Saturday, December 09, 2006

Can The Dems Vote Against A Muslim?

The Dem Senate may be a tough position. They hate Bush. They hate Bolton. And they hate to vote against minorities. Robert Novak picks up the story:
Zalmay Khalilzad, who was announced this week as leaving as U.S. ambassador to Iraq, is the leading prospect to replace John Bolton as envoy to the United Nations.

President Bush was reported by aides as looking for someone who approximates Bolton's combination of toughness and diplomatic skill and has tentatively decided on Khalilzad. A native of Afghanistan, he has served in government posts dating back to 1985 and is the highest-ranking Muslim in the Bush administration.

Imagine a Muslim with Bolton's personality in the UN. How that would screw with the Iranians and Syrians! Imagine him arguing against the latest vile sanction against Israel. Imagine how many bodyguards he'd need.

Some Dems might focus on Khalilzad's former work advising Unocal on its trans-Afghanistan pipeline project and try to brand him as another Bush Big Oil lacky. Some might point to his early support of the Taliban, first to oppose the Soviets, then as a possible force for stability in Afghanistan -- a view he promptly changed after 9/11. Maybe they'll brand him an Uncle Tom Muslim, as they have Rice and Powell.
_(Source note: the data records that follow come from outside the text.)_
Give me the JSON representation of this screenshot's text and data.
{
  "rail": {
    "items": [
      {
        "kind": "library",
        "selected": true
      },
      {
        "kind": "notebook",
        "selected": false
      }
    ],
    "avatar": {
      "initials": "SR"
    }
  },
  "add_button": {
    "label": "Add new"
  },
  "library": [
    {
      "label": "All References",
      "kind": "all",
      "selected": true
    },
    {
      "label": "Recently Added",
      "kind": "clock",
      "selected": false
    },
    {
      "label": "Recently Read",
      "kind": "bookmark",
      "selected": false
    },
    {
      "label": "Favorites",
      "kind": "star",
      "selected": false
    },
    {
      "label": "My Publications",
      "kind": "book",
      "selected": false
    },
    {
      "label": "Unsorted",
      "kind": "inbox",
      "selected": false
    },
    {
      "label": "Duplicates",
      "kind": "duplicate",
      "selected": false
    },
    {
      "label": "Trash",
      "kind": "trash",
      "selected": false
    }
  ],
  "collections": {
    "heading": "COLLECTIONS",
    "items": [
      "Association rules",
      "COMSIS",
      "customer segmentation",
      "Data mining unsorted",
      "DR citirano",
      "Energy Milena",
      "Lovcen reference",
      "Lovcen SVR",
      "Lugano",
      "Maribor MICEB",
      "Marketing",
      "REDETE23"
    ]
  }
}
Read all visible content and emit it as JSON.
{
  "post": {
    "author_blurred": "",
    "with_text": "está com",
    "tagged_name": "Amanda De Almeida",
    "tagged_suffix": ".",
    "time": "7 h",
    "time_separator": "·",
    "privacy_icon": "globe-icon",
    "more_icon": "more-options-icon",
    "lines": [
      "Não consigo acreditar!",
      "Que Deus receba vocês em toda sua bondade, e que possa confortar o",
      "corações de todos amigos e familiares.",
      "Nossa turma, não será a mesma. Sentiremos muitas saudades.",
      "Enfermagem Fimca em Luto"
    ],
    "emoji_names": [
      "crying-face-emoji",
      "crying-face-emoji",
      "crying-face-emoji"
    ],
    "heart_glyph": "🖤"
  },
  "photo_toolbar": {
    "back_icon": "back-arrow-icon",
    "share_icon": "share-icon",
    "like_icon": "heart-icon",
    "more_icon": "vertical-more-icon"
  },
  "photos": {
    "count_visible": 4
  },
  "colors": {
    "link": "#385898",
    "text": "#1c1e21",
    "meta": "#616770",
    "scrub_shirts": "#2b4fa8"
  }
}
But check out this resume and see if you don't think he's a guy who should get confirmed:

In 1984 Khalilzad accepted a one-year Council on Foreign Relations fellowship to join the State Department, where he worked for Paul Wolfowitz, then the director of Policy Planning.
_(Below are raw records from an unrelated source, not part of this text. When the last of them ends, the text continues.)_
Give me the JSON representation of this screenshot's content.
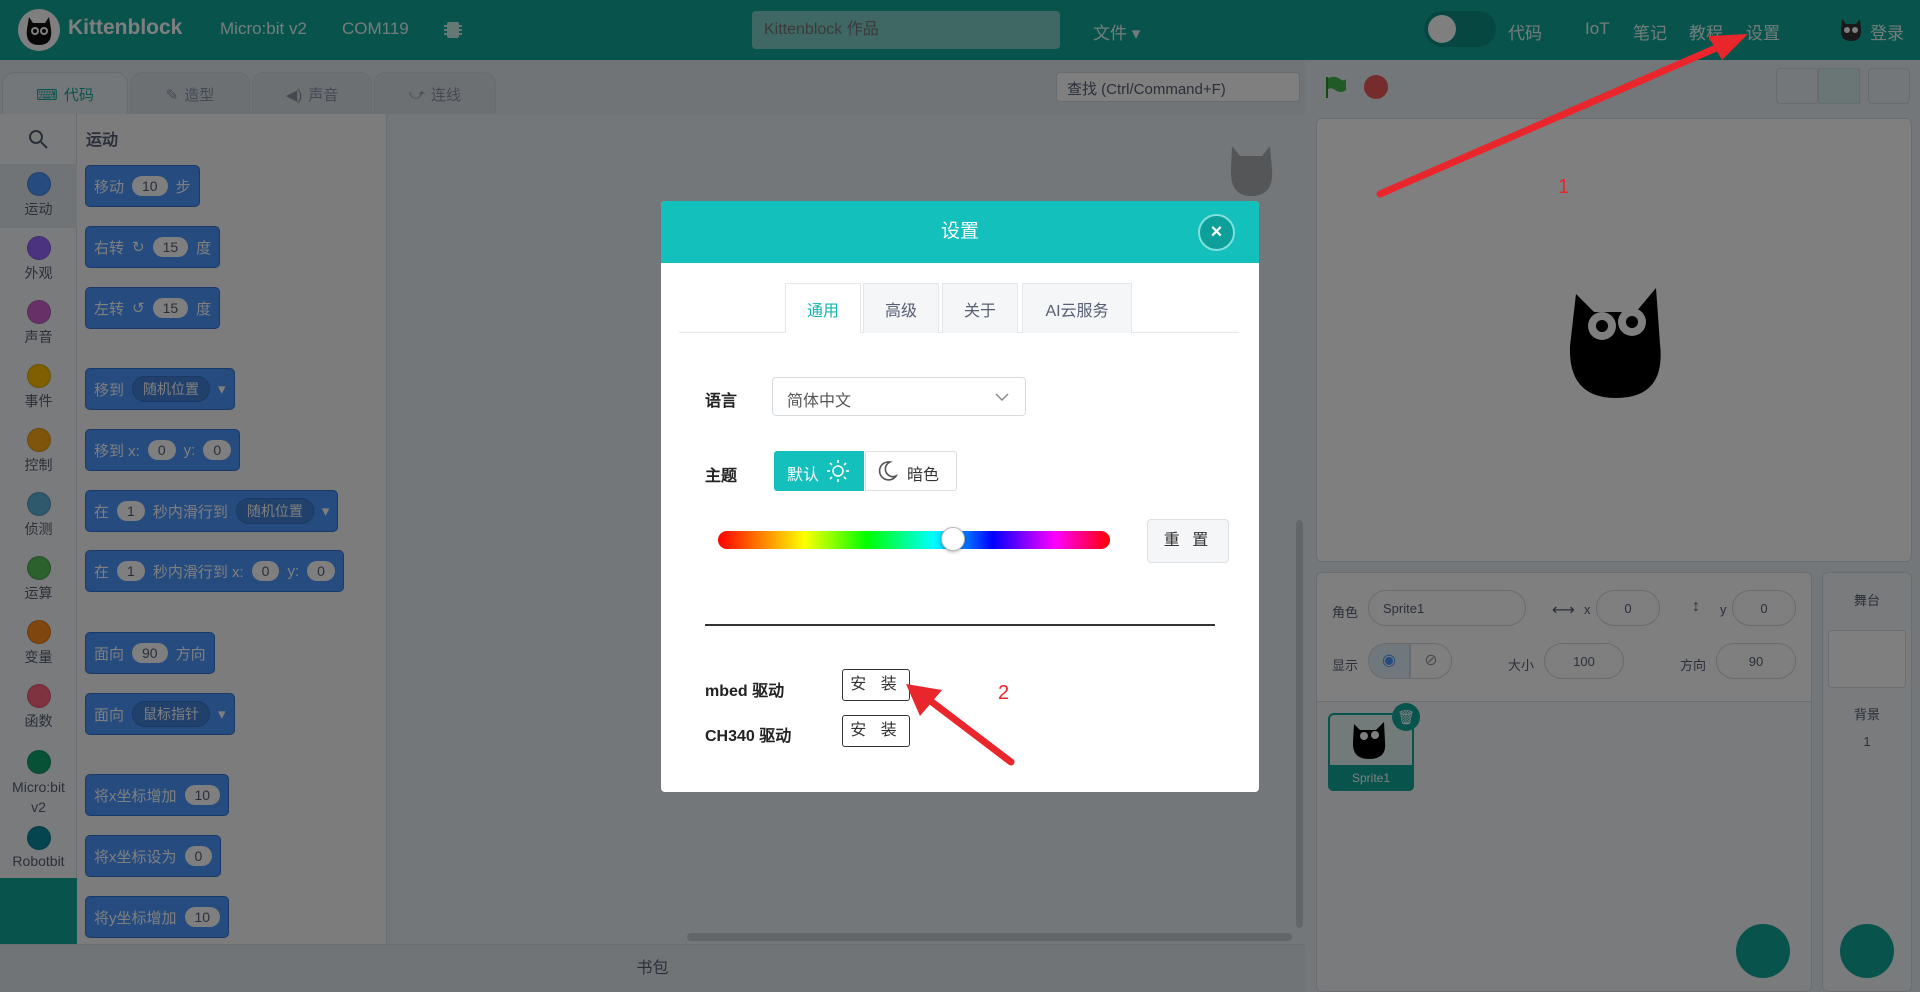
{
  "topbar": {
    "brand": "Kittenblock",
    "device": "Micro:bit v2",
    "port": "COM119",
    "project_placeholder": "Kittenblock 作品",
    "file_menu": "文件",
    "code_label": "代码",
    "nav": [
      "IoT",
      "笔记",
      "教程",
      "设置"
    ],
    "login": "登录"
  },
  "tabs": [
    {
      "label": "代码",
      "icon": "code-icon"
    },
    {
      "label": "造型",
      "icon": "brush-icon"
    },
    {
      "label": "声音",
      "icon": "speaker-icon"
    },
    {
      "label": "连线",
      "icon": "wire-icon"
    }
  ],
  "search_label": "查找 (Ctrl/Command+F)",
  "categories": [
    {
      "label": "运动",
      "color": "#4c97ff"
    },
    {
      "label": "外观",
      "color": "#9966ff"
    },
    {
      "label": "声音",
      "color": "#cf63cf"
    },
    {
      "label": "事件",
      "color": "#ffbf00"
    },
    {
      "label": "控制",
      "color": "#ffab19"
    },
    {
      "label": "侦测",
      "color": "#5cb1d6"
    },
    {
      "label": "运算",
      "color": "#59c059"
    },
    {
      "label": "变量",
      "color": "#ff8c1a"
    },
    {
      "label": "函数",
      "color": "#ff6680"
    },
    {
      "label": "Micro:bit v2",
      "color": "#0fa36e"
    },
    {
      "label": "Robotbit",
      "color": "#0a8aa0"
    }
  ],
  "palette": {
    "heading": "运动",
    "blocks": {
      "move": [
        "移动",
        "10",
        "步"
      ],
      "turn_right": [
        "右转",
        "15",
        "度"
      ],
      "turn_left": [
        "左转",
        "15",
        "度"
      ],
      "goto": [
        "移到",
        "随机位置"
      ],
      "goto_xy": [
        "移到 x:",
        "0",
        "y:",
        "0"
      ],
      "glide": [
        "在",
        "1",
        "秒内滑行到",
        "随机位置"
      ],
      "glide_xy": [
        "在",
        "1",
        "秒内滑行到 x:",
        "0",
        "y:",
        "0"
      ],
      "point_dir": [
        "面向",
        "90",
        "方向"
      ],
      "point_towards": [
        "面向",
        "鼠标指针"
      ],
      "change_x": [
        "将x坐标增加",
        "10"
      ],
      "set_x": [
        "将x坐标设为",
        "0"
      ],
      "change_y": [
        "将y坐标增加",
        "10"
      ]
    }
  },
  "backpack": "书包",
  "sprite_info": {
    "sprite_label": "角色",
    "sprite_name": "Sprite1",
    "x_label": "x",
    "x": "0",
    "y_label": "y",
    "y": "0",
    "show_label": "显示",
    "size_label": "大小",
    "size": "100",
    "direction_label": "方向",
    "direction": "90",
    "thumb_name": "Sprite1"
  },
  "stage_panel": {
    "title": "舞台",
    "backdrops_label": "背景",
    "backdrops_count": "1"
  },
  "dialog": {
    "title": "设置",
    "close": "×",
    "tabs": [
      "通用",
      "高级",
      "关于",
      "AI云服务"
    ],
    "language_label": "语言",
    "language_value": "简体中文",
    "theme_label": "主题",
    "theme_default": "默认",
    "theme_dark": "暗色",
    "hue_value": 0.6,
    "reset": "重 置",
    "drivers": [
      {
        "label": "mbed 驱动",
        "button": "安 装"
      },
      {
        "label": "CH340 驱动",
        "button": "安 装"
      }
    ]
  },
  "annotations": {
    "one": "1",
    "two": "2"
  },
  "colors": {
    "accent": "#13a79b",
    "dialog_header": "#13c0bc",
    "annotation": "#e8262b"
  }
}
From 1985 to 1989, Khalilzad served as a senior State Department official advising on the Soviet war in Afghanistan and the Iran-Iraq war, during which time he was the State Department's Special Advisor on Afghanistan to Undersecretary of State Michael H. Armacost. In this role he developed and guided the international program to promote the merits of a Mujahideen-led Afghanistan to oust the Soviet occupation. Khalilzad served under former U.S. Presidents Ronald Reagan and George H. W. Bush as special assistant to the president for Southwest Asia, the Near East and North Africa. From 1991 to 1992, he was a senior Defense Department official for policy planning, serving as a counsellor to Donald Rumsfeld. Khalilzad initially viewed the Taliban as a potential force for stability and as counter balance to Iran, but his views changed over time, especially after the September 11, 2001 terrorist attacks. ...

Between 1993 and 1999, Dr. Khalilzad was Director of the Strategy, Doctrine and Force Structure program for the RAND Corporation's Project Air Force. ... While with RAND, he founded the Center for Middle Eastern Studies. Khalilzad co-authored the RAND study, "The United States and a Rising China".

Dr. Khalilzad headed the Bush-Cheney transition team for the Department of Defense and has been a Counselor to Secretary of Defense Rumsfeld. In May 2001, National Security Advisor Condoleezza Rice announced the appointment of Khalilzad as Special Assistant to the President and Senior Director for Gulf, Southwest Asia and Other Regional Issues, National Security Council.

Looks like a very smart choice; one that can get confirmed; one that can accomplish things once confirmed.